Correio Braziliense
Faz 135 anos que o deputado pernambucano
Joaquim Nabuco, da janela do Paço Imperial, gritou para a multidão reunida:
"Não há mais escravos no Brasil"
Faz 135 anos que o deputado pernambucano
Joaquim Nabuco, da janela do Paço Imperial, gritou para a multidão reunida:
"Não há mais escravos no Brasil". Na sala ao lado, a princesa regente
acabava de sancionar a Lei Áurea, aprovada na Câmara e no Senado, depois de 10
dias de debates parlamentares. Tudo indicava que chegaram ao fim os 350 anos do
mais brutal sistema social adotado pela humanidade: a escravidão industrial que
trouxe mais de 4 milhões de africanos, inclusive 800 mil mulheres, e produziu
um número até hoje desconhecido de escravos nascidos no território brasileiro
para serem vendidos, sujeitos a todo tipo de maus-tratos e exploração.
Eufóricos com a conquista do fim da escravidão, os abolicionistas não imaginavam que atravessaríamos do século 19 ao 20 e deste ao 21 com pessoas em condições servis. Não mais vendidas e compradas, porque os escravos estão disponíveis nas esquinas das cidades e se submetem a esses trabalhos como forma para subsistir. Nabuco e outros alertaram que, sem distribuição de terra e escolas, a abolição não estaria completa, mas dificilmente imaginariam o quadro de pobreza e a consequente escravidão que ainda temos, quase um século e meio depois daquele grito, desde a varanda do Paço.
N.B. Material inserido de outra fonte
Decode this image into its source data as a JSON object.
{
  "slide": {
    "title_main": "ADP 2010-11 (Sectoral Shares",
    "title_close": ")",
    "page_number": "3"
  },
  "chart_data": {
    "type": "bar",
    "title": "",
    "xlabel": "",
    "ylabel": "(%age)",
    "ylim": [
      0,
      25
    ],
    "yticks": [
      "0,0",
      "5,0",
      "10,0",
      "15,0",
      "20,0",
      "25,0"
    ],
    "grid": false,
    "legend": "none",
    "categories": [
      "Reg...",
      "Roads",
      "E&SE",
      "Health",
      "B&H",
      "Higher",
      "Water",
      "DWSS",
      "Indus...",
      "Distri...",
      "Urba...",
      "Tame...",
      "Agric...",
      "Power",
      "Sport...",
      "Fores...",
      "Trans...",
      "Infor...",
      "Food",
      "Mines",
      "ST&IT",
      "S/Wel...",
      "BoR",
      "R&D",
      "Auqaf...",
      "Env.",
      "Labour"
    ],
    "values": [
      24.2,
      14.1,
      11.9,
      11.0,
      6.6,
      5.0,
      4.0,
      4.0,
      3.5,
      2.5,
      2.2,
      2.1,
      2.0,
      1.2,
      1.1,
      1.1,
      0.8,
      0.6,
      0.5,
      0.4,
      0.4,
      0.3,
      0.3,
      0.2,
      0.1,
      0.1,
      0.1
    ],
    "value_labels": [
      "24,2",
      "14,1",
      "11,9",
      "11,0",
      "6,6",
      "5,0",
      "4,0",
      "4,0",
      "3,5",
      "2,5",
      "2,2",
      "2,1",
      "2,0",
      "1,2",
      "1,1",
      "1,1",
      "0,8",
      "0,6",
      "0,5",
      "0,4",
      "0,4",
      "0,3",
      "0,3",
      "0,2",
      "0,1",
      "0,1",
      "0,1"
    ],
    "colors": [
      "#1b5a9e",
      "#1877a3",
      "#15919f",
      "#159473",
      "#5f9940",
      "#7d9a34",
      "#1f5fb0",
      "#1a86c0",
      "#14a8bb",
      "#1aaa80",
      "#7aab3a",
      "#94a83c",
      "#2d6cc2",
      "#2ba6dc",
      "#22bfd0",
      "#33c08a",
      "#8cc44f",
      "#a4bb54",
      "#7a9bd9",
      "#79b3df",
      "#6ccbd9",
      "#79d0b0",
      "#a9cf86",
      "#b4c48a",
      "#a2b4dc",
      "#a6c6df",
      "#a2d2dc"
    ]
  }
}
Os escravos não vêm da África, não
precisavam ser capturados, amarrados, transportados e vendidos, nem nascem com
o carimbo de escravos. Eles são fabricados pela negação de escola com
qualidade, que os joga na pobreza. Todos os libertados do trabalho servil,
neste ano de 2023, são analfabetos ou têm baixíssimo nível educacional por
falta de escola: sem matrículas, sem frequência, ou em tão ruins que podem ser
consideradas escolas negreiras, que levam à escravidão, como faziam os navios
da época.
A realidade seria completamente diferente
se, além do art. 1º (É declarada extinta, desde a data desta lei, a escravidão
no Brasil), a Lei Áurea, tão comemorada na tarde daquele domingo 13 de maio de
1888, tivesse mais um artigo: art. 2º — Fica estabelecido um Sistema Único
Nacional Público de Educação de Base em todo o território brasileiro. Se, desde
então, o Brasil tivesse iniciado a implantação desse sistema único para os
filhos dos ex-escravos e dos seus ex-proprietários, nosso país não seria hoje
território de desigualdade social extrema, racismo estrutural, baixa produtividade,
violência urbana. Assumindo que a tarefa estava cumprida com o único artigo que
decretava não existir mais escravos no Brasil, por mais de 100 anos a educação
foi negada aos milhões de pobres, descendentes sociais dos escravos.
Quando — muito recentemente — colocamos nas
leis a obrigatoriedade de oferecer vagas em escolas públicas para todos,
mantivemos a última trincheira da escravidão: a desigualdade na qualidade das
escolas, conforme a classe social e o endereço de cada criança. Nosso sistema educacional
continua dividido entre escolas senzala para muitos e escolas casa grande para
poucos com dinheiro ou sorte. Nos 135 anos desde a Abolição, essas escolas
negreiras conduziram mais candidatos à escravidão do que os navios negreiros
por 350 anos. E sem que um Castro Alves moderno cante o sofrimento de um
analfabeto.
E sabemos que é preciso completar a lei dos
abolicionistas lutando para que o Brasil tenha um sistema único nacional
público de educação de base; com professores bem remunerados, bem formados, bem
selecionados, comprometidos e avaliados, todos em uma mesma carreira federal,
não importa em que cidade estiver ensinando; em escolas com prédios bonitos e
confortáveis, com equipamentos modernos; todas crianças em horário integral,
respeitando o itinerário escolhido pelo aluno: os filhos dos pobres na mesma
escola que os filhos dos ricos. Um sistema com qualidade, entre os melhores do
mundo, com escolas de absoluta equidade entre elas, capazes de oferecer a cada
brasileiro o conhecimento necessário para caminhar no século 21, na busca da
própria felicidade e na construção do Brasil melhor e mais belo, que todos
desejamos.
Diferente da Lei Áurea, que depois de
décadas de luta foi assinada e entrou em vigor com uma assinatura, a segunda
abolição requer implantação ao longo de décadas, graças a um pacto entre os
brasileiros, graças ao que Nabuco chamou de "instinto nacional" pelo
progresso econômico e justiça social. Essa é a tarefa que Nabuco e todos os
guerreiros contra a escravidão, desde Zumbi dos Palmares, nos deixaram: a
construção de um sistema único nacional público de educação de base.